If we think about this, planning campaigns shouldn’t work back from growth goals, but instead they should look at what the desired social experience is that we want consumers to have ( ideally with one another ), and set the course around how the brand helps establish that.  People developing social media channels should start by identifying what that critical experience is, and then leverage a broader media experience to play specific roles around, and support that overall social media experience.  by leveraging social media , the role of broadcast media is to help scale that brand experience.

As we start to see signs of an economic turnaround, the idea of brand loyalty is just as important as it did during the economic recession.  If consumers feel more attached to your brand, or a shared value that they believe your brand embodies then you are in a position to spend less on your messaging, and you quite possibly have a larger surface area that allows you to explore new products and services that previously seemed out of reach.

Earlier today, Coca-Cola announced the largest social media campaign in the history of their company, “Expedition 206”. The campaign “will send three 20-somethings to 206 countries and territories where Coca-Cola is sold in 2010. The trio sets off on their 275,000-mile tour from Madrid on Jan. 1, stocked with laptops, video cameras, smartphones and plenty of other gadgetry, in order to document for the masses their search for happiness.”

The entire journey will be tracked on not only the website, but though Facebook, Twitter, Flickr, YouTube, and via mobile devices. According to Coke the challenge was to think about the social and digital media space as a new venue for driving good public relations for the company, and extend the brand presence.
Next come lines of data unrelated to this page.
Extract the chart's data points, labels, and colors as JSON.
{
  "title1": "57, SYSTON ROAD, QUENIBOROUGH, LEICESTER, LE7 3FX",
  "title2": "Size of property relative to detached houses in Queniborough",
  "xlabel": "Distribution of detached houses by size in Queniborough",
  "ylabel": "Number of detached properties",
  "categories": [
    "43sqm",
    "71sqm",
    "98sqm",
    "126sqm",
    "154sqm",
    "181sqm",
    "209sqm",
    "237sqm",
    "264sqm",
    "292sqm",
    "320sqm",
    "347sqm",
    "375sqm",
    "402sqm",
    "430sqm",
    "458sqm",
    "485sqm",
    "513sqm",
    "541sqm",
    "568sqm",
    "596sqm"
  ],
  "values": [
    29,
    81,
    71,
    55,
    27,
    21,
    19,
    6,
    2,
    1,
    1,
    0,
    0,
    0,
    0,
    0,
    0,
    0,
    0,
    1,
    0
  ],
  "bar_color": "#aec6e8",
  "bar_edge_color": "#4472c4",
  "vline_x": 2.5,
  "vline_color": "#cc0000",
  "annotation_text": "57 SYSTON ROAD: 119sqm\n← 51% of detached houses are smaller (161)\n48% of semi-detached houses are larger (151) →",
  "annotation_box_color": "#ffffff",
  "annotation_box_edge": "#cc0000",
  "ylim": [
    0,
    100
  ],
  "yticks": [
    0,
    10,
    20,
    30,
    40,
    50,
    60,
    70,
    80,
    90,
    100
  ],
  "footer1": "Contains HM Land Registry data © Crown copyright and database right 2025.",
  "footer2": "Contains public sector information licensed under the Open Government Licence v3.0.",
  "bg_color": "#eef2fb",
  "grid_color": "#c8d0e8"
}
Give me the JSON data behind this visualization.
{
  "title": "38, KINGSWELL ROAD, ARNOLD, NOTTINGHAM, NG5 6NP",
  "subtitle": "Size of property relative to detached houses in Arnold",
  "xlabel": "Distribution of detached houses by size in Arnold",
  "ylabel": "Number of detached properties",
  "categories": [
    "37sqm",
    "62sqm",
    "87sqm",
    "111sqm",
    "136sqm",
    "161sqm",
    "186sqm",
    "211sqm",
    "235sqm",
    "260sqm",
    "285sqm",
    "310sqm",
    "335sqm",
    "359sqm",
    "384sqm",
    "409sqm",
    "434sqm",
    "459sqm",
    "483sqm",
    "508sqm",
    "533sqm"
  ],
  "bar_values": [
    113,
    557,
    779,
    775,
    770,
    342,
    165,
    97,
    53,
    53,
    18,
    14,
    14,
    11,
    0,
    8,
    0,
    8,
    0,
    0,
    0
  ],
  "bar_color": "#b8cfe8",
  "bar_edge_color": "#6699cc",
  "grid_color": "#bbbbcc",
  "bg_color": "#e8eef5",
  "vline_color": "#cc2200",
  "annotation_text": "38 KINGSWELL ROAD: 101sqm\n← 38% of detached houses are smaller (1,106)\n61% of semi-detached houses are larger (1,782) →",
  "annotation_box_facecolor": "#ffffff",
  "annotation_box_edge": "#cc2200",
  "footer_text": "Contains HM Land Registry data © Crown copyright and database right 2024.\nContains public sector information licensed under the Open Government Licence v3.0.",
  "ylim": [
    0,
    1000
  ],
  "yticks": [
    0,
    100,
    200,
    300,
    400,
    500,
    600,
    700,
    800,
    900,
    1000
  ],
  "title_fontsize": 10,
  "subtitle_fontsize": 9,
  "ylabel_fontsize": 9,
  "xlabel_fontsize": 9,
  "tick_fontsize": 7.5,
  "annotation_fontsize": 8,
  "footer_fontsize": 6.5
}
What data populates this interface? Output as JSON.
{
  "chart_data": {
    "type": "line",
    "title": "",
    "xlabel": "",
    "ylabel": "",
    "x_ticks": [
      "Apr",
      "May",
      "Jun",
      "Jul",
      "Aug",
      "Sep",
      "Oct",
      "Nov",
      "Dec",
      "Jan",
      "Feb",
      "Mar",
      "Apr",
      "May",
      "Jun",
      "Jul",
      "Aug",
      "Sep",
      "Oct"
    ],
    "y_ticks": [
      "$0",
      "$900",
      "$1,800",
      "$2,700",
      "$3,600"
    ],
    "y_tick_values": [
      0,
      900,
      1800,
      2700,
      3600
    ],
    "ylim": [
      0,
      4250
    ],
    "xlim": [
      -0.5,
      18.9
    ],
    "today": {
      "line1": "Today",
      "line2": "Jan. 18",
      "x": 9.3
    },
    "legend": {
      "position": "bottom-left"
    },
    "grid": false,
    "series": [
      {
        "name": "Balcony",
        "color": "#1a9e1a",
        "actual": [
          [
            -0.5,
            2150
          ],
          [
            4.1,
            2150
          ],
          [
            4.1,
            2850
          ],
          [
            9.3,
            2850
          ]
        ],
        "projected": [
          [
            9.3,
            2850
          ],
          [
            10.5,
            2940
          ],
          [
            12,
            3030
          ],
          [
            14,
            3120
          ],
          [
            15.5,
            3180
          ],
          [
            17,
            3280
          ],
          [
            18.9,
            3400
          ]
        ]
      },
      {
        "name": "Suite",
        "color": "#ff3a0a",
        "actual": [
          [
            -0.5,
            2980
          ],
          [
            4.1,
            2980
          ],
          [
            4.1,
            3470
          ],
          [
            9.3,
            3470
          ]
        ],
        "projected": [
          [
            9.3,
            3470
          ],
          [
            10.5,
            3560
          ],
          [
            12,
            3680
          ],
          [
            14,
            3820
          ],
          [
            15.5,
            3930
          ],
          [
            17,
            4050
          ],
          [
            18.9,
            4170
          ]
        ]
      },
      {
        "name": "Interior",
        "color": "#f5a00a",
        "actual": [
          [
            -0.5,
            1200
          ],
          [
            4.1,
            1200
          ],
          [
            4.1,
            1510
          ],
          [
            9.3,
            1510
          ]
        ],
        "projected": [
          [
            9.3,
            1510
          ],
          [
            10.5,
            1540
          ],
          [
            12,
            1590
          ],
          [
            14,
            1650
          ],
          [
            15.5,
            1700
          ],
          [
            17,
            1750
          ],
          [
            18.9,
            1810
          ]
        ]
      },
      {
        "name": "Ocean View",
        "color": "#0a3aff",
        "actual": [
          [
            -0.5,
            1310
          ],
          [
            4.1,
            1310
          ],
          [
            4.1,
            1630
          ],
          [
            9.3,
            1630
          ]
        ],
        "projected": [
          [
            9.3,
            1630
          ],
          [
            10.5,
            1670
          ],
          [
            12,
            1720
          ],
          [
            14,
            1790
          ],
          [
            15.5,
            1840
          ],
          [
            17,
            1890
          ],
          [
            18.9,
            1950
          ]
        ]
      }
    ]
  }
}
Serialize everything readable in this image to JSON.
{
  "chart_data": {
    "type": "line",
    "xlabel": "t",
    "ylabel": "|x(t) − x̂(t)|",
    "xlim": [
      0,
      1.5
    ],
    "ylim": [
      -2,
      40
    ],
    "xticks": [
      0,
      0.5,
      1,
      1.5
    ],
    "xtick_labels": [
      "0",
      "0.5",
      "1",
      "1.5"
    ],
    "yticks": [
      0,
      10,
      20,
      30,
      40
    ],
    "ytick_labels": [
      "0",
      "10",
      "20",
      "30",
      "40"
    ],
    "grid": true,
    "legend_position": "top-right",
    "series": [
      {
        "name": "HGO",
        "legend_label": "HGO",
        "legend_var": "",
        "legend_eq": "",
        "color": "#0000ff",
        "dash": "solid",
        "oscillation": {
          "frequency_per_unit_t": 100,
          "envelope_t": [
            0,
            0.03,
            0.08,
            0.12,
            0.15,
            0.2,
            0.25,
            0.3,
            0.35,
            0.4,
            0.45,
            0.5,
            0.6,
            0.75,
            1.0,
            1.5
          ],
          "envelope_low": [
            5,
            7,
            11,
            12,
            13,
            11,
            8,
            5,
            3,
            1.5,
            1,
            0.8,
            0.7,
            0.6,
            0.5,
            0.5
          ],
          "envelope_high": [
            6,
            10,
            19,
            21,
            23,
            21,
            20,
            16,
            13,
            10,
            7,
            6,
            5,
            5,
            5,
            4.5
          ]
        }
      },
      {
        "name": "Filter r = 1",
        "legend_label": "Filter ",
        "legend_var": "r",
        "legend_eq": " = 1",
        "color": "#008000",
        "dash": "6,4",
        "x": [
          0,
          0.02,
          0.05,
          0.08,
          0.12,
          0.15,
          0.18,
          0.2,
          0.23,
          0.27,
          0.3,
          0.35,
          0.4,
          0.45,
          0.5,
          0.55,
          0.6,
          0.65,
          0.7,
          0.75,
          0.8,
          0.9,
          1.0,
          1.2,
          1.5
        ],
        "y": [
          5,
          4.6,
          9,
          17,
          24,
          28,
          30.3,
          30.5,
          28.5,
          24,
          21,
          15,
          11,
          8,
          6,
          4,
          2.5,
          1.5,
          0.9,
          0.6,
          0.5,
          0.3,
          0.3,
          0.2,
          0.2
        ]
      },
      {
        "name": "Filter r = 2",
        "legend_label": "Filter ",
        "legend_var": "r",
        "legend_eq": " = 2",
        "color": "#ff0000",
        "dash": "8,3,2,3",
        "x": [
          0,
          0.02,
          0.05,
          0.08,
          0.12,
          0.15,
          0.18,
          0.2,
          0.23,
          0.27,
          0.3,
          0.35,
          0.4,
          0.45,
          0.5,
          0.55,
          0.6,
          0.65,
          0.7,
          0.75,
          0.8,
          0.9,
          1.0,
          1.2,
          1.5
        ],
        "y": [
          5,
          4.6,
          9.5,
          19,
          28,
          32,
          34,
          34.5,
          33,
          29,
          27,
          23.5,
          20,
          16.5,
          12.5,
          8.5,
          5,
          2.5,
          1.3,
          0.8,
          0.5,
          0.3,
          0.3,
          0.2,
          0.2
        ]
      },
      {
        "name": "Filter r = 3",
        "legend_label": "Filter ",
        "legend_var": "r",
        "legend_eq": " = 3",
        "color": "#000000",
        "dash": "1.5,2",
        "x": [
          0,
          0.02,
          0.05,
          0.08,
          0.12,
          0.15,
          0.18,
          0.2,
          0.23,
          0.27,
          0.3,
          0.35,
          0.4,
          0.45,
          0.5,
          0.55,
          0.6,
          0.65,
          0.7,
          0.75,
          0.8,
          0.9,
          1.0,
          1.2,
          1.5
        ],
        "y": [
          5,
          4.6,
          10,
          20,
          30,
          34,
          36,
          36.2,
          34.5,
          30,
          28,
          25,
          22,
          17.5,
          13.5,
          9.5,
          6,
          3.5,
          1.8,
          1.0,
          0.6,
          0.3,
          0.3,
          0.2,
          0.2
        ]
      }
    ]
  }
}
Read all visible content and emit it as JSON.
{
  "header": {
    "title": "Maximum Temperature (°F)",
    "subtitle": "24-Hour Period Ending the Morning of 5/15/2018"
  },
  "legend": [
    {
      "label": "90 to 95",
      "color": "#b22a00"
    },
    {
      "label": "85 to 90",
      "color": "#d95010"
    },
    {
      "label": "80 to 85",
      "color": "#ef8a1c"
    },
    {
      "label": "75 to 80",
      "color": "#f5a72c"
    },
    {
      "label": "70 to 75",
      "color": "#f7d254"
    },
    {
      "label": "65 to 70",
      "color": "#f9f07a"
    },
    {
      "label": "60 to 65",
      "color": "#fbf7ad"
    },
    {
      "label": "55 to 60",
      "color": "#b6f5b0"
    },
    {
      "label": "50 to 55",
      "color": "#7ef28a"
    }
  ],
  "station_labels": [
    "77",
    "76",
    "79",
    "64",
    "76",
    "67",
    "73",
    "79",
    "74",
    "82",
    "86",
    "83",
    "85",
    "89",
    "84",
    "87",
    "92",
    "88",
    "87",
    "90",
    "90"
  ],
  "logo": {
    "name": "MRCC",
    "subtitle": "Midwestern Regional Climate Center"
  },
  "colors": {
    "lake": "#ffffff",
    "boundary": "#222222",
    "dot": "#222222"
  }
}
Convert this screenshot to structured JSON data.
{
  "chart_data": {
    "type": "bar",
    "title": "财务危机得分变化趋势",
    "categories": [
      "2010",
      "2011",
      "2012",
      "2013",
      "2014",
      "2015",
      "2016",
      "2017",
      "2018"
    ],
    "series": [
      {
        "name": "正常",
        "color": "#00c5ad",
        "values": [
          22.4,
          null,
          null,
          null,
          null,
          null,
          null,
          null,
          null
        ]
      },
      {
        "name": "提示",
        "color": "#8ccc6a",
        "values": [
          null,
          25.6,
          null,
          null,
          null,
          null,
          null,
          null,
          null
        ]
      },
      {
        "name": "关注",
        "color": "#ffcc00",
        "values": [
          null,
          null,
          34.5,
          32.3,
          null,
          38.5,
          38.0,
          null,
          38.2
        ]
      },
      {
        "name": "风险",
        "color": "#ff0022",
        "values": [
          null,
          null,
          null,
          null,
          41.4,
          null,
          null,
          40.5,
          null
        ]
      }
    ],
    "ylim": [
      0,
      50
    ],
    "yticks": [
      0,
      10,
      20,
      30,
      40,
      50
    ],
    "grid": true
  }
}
Unlike Best Buy and Twelpforce, Coke is extending their reach into the social media channel on multiple fronts. What will be interesting is to see how they expand the “Expedition 206” campaign into traditional media channels over the course of the next year and how both the social media channels and the traditional channels drive traffic to the product and build customer loyalty.

The future of all of this is going to be very interesting over the next few years. Especially as social media giants like Twitter and Facebook grow up, and

2 comments

  1. Coke’s plan speaks to something most companies aren’t doing with social media yet — they clearly have a strategy. They are also willing to take a risk by investing in something that still in its “wild west” phase, just like the web was a decade ago. The other interesting element is to understand, whether intention or a matter of brilliantly dumb luck (I’m incline to think it’s the former) that culture is not embodied exclusively in regional identity politics, ethnicity or language. Particularly in a postmodern world of cross-border exchange and transnational nodes of group dynamics, Coke is its own culture, if only periodically. It may be an episodic, context-driven culture, but a culture nonetheless. Or at the very least, a symbolic banner. It isn’t about the product, but what the product can help facilitate. When other brands follow their lead it will have a huge impact on the meaning of branding. Cool stuff.

  2. By which everything I just wrote boils down to this: Borders are breaking down and people group together around a multitude of communities every day. A brand, if it taps into those shifting cultural loyalties, becomes a focal point for identity. Don’t sell your product or brand on its features YOU think are important, sell it based on what others believe to be important. And if you use social media, don’t treat it like a dart board. Have a plan.